Persistent AI assistants do not get memory for free. To stay coherent across days or weeks they periodically summarize and re-inject context — and that maintenance has an ongoing token cost that scales with your number of active sessions. This calculator makes that recurring spend visible.
How it works
Each refresh cycle has two cost components:
- Generation cost — output tokens spent producing the summary of recent conversation.
- Injection cost — input tokens spent re-inserting that summary into the prompt so the assistant carries it forward.
The tool computes:
cost per refresh = (gen_tokens × output_price + inject_tokens × input_price) / 1e6
monthly fleet cost = cost_per_refresh × refreshes_per_month × active_sessions
Refreshes per month derive from your chosen frequency.
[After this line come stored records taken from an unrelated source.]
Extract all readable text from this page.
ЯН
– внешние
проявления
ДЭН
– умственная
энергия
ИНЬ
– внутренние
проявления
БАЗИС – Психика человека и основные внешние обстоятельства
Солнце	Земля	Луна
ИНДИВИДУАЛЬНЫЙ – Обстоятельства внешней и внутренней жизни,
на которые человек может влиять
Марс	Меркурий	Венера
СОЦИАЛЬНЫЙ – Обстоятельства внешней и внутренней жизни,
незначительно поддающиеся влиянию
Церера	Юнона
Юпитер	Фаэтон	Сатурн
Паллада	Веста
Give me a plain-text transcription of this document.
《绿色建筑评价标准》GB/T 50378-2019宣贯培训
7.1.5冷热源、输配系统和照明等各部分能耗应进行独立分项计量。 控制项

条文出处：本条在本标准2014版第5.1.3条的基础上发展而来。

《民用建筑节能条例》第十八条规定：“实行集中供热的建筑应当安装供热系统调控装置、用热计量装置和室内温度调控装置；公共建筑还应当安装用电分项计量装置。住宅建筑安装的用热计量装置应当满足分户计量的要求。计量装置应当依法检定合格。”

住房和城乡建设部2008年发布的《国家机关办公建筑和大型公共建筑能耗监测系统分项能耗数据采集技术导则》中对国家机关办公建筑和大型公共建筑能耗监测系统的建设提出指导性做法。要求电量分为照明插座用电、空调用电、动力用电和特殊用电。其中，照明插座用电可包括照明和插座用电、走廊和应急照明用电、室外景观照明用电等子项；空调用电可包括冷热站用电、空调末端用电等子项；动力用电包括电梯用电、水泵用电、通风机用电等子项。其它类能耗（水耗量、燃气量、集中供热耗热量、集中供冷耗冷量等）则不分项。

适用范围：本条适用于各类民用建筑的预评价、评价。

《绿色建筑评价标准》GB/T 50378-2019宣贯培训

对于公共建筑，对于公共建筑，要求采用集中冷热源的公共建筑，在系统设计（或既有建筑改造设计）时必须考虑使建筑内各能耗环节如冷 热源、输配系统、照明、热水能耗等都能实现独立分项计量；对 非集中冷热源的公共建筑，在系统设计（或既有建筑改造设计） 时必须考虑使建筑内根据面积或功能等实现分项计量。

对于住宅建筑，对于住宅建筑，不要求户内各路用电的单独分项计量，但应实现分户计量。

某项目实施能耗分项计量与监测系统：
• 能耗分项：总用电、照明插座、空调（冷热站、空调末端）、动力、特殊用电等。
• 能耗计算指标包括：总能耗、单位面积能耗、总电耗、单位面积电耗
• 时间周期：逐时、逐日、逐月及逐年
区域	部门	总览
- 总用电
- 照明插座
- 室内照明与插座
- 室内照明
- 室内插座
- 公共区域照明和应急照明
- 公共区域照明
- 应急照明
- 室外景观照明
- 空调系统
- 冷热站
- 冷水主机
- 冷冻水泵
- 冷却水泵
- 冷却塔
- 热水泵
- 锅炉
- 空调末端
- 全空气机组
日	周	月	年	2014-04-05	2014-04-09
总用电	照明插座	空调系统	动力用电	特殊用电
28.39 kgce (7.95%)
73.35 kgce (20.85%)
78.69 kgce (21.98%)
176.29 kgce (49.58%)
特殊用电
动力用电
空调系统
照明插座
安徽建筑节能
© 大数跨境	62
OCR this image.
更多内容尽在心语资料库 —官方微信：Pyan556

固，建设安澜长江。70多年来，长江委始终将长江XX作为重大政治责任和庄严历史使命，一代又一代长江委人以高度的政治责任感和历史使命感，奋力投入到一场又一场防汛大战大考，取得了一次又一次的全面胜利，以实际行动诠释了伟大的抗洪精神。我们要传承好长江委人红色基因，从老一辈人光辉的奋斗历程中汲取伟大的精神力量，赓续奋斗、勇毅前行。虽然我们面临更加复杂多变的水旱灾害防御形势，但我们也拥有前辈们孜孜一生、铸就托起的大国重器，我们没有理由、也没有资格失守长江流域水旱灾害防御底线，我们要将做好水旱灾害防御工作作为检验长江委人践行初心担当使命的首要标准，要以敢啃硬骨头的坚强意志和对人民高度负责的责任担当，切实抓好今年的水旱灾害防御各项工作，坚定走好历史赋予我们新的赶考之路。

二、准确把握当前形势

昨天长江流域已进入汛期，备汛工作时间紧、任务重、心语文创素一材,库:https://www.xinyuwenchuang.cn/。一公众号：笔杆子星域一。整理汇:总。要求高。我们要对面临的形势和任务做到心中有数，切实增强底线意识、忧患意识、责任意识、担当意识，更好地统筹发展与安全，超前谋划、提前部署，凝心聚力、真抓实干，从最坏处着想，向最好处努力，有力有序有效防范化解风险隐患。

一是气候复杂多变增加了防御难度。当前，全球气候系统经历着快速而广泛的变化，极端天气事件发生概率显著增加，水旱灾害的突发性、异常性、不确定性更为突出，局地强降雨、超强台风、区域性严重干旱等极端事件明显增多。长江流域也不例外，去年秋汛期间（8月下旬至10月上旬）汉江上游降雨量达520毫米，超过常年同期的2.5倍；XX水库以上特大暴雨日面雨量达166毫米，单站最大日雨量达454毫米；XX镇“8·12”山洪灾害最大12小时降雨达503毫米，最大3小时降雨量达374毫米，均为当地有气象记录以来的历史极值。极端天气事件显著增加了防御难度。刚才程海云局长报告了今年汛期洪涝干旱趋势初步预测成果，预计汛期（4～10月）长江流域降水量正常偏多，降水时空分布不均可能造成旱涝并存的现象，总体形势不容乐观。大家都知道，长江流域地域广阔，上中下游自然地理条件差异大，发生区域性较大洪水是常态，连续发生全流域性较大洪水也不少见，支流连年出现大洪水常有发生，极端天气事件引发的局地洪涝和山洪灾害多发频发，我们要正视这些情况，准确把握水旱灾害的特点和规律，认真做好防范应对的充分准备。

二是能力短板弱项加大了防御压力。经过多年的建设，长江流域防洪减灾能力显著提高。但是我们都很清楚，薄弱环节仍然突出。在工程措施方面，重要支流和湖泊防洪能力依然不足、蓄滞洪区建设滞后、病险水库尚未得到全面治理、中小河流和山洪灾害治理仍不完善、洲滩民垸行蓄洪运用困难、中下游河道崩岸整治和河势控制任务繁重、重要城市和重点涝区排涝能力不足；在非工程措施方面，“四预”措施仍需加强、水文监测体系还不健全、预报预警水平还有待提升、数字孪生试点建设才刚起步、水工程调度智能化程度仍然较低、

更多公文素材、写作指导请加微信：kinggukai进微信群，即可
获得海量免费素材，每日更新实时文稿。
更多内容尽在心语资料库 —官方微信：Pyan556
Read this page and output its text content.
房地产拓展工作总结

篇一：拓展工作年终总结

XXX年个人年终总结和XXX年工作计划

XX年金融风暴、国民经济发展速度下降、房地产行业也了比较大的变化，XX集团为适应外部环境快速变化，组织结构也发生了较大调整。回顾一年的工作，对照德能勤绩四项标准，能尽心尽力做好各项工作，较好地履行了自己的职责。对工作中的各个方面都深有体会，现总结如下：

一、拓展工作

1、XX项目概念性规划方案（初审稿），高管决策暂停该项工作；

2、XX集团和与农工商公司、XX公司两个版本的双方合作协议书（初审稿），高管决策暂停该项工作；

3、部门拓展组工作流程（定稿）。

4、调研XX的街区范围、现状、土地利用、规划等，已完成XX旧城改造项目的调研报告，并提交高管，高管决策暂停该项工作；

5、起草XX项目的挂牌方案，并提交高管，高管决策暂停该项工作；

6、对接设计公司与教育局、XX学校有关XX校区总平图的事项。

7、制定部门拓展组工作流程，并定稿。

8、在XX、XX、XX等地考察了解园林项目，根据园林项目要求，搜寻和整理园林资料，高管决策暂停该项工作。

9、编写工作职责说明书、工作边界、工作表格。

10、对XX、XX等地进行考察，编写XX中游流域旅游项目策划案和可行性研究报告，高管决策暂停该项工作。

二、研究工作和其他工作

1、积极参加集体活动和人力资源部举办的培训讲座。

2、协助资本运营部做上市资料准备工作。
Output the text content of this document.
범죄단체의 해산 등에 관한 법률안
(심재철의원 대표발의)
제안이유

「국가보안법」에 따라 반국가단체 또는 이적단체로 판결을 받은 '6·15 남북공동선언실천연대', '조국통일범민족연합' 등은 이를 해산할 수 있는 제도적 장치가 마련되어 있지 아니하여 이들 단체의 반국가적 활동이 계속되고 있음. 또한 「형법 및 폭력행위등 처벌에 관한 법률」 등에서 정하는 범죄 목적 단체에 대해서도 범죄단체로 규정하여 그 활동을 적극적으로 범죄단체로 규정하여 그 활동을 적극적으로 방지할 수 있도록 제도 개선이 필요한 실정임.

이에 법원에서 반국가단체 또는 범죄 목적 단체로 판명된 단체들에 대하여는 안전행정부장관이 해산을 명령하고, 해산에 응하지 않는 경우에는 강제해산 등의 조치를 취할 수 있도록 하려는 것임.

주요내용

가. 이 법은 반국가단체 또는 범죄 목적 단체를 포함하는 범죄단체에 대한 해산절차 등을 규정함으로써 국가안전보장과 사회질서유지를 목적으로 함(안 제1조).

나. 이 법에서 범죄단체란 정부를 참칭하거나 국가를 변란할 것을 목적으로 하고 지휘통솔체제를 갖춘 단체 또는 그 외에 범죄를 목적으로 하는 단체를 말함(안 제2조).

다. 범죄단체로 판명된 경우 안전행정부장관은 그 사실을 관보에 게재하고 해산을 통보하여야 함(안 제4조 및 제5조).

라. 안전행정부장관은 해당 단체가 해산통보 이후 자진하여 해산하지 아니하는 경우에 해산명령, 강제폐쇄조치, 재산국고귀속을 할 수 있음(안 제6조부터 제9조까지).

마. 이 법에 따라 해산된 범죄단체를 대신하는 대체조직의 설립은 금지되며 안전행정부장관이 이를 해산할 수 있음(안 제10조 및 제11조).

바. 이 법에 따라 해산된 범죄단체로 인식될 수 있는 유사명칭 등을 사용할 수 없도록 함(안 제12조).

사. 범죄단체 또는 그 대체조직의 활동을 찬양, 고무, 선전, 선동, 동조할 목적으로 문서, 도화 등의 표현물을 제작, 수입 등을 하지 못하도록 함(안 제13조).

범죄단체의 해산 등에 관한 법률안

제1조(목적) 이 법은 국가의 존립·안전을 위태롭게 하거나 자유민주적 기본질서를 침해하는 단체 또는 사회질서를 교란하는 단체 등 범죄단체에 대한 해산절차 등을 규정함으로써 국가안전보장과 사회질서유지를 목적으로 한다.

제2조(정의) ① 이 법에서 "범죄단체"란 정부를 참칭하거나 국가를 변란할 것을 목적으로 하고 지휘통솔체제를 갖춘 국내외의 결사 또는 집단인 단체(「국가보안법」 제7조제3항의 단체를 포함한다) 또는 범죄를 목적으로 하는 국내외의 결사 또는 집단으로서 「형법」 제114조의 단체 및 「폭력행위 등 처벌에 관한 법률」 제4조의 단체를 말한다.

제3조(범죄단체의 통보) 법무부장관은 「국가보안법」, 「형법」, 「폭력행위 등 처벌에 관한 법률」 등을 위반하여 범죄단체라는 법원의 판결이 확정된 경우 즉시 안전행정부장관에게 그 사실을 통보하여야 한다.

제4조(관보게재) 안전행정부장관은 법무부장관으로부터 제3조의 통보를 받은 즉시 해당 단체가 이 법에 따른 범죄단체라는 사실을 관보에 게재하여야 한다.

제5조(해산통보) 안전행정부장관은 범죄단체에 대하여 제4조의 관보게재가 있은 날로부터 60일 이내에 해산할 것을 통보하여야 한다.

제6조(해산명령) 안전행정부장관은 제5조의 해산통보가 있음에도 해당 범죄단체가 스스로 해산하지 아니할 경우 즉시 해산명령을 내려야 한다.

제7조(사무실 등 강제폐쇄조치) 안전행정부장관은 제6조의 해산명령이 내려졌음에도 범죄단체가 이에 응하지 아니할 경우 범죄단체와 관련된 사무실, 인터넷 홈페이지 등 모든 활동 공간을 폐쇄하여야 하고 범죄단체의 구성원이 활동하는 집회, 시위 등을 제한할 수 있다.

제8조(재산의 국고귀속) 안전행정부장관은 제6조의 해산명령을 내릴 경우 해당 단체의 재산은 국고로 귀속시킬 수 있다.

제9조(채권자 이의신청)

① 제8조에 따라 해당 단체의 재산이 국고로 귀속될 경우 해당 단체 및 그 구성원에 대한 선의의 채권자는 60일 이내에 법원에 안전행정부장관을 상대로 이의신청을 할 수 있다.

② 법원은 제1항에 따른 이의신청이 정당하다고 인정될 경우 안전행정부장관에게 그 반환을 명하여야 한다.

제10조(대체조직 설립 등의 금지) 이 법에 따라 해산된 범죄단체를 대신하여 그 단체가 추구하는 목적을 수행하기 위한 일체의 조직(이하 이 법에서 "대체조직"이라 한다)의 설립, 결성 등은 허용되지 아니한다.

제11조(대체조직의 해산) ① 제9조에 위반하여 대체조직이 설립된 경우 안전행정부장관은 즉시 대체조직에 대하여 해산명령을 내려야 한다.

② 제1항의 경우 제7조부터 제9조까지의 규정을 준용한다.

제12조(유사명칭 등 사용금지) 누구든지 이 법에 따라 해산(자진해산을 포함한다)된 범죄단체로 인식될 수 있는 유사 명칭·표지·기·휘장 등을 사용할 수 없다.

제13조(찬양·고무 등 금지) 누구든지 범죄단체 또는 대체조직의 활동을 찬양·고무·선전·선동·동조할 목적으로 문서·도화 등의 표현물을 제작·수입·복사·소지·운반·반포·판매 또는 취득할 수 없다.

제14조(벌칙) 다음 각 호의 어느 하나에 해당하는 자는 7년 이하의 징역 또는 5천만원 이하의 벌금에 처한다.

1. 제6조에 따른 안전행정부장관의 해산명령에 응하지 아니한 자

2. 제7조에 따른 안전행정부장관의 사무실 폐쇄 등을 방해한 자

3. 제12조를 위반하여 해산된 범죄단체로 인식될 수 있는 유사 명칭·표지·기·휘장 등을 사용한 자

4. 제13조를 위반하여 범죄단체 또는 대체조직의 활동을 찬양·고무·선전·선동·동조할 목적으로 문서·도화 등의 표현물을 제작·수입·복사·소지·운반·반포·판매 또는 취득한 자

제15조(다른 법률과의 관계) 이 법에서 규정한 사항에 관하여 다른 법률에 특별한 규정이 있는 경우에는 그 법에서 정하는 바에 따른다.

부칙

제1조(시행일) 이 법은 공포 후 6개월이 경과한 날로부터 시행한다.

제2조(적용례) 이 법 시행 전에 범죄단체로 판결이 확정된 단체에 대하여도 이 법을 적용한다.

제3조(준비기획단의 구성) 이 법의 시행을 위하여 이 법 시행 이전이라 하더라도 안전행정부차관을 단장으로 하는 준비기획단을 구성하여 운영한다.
The result is broken into per-refresh, per-session-per-month, and whole-fleet totals.
Worked example
A support assistant that refreshes every 6 hours of active use, ~4 refreshes/day, 2,000 re-injection tokens and 600 generation tokens per refresh, at $1/1M input and $5/1M output, across 5,000 active sessions:
- Cost per refresh: (600 × $5 + 2,000 × $1) / 1e6 = $0.005
- Per session/month: $0.005 × 120 ≈ $0.60
- Fleet/month: $0.60 × 5,000 = $3,000
Context maintenance alone is a $36k/year line item — worth optimizing.
Tips
- Prompt caching is the biggest lever: model the cached input rate to see re-injection cost drop sharply.
- Summarize harder. Halving the re-injected size halves the dominant input cost.
- Tier dormant sessions so you only refresh ones in active use.
- Pair with the LLM API Cost Calculator to fold this into total spend.